Wet Signature -- technology doesn't just create new language to describe itself, it forces our vocabulary to recast what was. In that way, the existence of digital signatures--now legally binding--forces us to relook at the traditional inkstanined variety, and rename them wet signatures. "Give me a big wet one" may take on a whole new meaning.--Dictionary of the future:
The words, terms and trends that define the way we'll live, work and talk
, Faith Popcorn and Adam Hanft.

Bloggin' John Comments:
Wet signature is a neologism, a newly coined word or expression.

It is also a retronym, "a term consisting of a noun and a modifier which specifies the
original meaning of the noun." Example Sentence: When Bob asked Donna what a
retronym was, she looked around the room for an example and said "rotary phone."
--Merriam Webster Online

Wet signature is also an example--a very clever example--of the figure of speech called metonymy: the substitution of a word for a related word, such as cause for effect,
container for contained: "The pen is mightier than the sword."
--Figures of Speech: 60 Ways to Turn a Phrase, Arthur Quinn

Who ever invented wet signature, had the choice of using the name of the tool applied in writing a signature--the pen. Possible creations could have been "pen signature "or
"ink pen signature" or "pen and paper signature" (on the assumption that an electronic signature is made with a (dry) stylus).

Or the inventor could have used the fluid that leaves its mark in the signature: ink, as in, well, "ink signature."

Instead, the inventor chose to invent a metonymy by offering to the reader's imagination an image of a basic, physical quality of ink to look at--its
wetness. It's up to the reader to draw the ineluctable inference that the wetness involved is the wetness of ink--ink involved in the penning of a signature.
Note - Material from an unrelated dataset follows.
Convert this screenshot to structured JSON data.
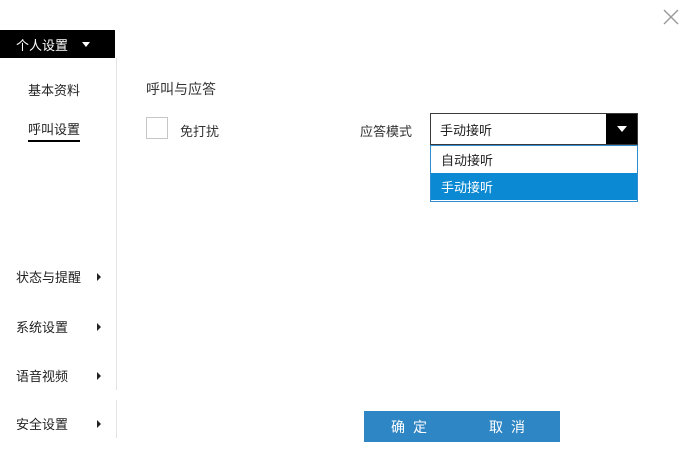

This requisite inference brings the reader into close-in interpretive involvement with the word simply because with wet the reader has to do more work to do than with pen or ink if the verbal transaction is going to take place.

Beside interpretive involvement, there is the imaginative involvement that comes with the introduction of
the reflective trail of wet ink. From that close-in detail, the reader zooms out to an construct a larger image to include the other components of the picture--the guiding hand, the moving pen, the shapes of the letters, and the paper below it all. That's a lot of cognitive and imaginative action springing out a wee pip of a word: wet.

The following is for lagianappe (which see):
More examples of metonymy:
crown for royalty, mitre for bishop, wealth for rich people, brass for military officers,
forwine, pen for writers.--Classical Rhetoric for the Modern Student, Third Edition, Edward P. J. Corbett.